There was no mercy for them.
The consequences were brutal, absolute. From torture to slavery, from exile to complete erasure from family records, as if they had never existed. Even silent death, in countries far crueler and more totalitarian than Ains Ein Doa, where dissent was met with swift, brutal finality.
One mistake... one misguided love... and you could vanish without a trace, your existence expunged as if you had never been, a mere whisper forgotten by time. All because of one pervasive, suffocating thing: fear. The overwhelming, paralyzing fear of the other, the monster hidden beneath the skin, the enemy within.

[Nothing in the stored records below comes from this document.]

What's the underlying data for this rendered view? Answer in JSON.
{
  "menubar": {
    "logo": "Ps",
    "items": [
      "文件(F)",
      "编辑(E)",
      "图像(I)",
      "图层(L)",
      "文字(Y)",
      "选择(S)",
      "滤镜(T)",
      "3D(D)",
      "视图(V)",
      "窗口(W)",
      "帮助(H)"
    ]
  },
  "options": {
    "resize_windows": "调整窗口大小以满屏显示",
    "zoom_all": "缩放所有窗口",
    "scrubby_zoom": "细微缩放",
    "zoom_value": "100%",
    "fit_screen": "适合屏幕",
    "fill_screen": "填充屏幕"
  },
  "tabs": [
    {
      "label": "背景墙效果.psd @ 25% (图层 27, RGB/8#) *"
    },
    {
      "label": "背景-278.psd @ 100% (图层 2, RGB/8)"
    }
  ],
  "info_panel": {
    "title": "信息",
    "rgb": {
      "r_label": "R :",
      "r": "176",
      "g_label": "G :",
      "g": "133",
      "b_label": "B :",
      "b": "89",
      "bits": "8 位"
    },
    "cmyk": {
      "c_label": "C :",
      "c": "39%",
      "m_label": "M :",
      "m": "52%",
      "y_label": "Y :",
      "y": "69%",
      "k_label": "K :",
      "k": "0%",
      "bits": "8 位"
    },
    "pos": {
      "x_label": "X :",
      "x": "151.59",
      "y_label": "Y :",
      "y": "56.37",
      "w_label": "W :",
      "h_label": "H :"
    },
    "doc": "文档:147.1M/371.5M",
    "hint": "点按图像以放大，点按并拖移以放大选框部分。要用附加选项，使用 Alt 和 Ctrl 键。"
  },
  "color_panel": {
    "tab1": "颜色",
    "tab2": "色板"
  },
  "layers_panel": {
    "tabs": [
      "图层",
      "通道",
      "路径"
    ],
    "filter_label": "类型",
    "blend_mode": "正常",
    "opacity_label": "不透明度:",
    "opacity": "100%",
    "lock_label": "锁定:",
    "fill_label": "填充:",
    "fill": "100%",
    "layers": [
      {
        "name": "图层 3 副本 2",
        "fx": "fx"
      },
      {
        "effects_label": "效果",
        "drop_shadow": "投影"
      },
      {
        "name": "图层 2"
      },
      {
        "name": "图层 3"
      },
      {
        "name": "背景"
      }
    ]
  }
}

And now, in the midst of it all, in this tangled, insidious web of historical trauma, political intrigue, and hidden monsters... Kairi is already bound by contract.
To whom?
I know the answer, the terrifying truth that threatens to shatter her world, and mine, into irreparable fragments.
But still, I cannot bring myself to say it.
The words lodge in my throat, a suffocating knot of dread and unspoken prophecy, a desperate silence.
How can I tell her that her contract, her very future, is entwined with the very monsters she has been taught to fear, the very creatures that brought ruin to so many?
And what then?
What comes after the truth is revealed, after the dam finally breaks?
The answers are as terrifying as the secret itself, a void of uncertainty stretching out before us.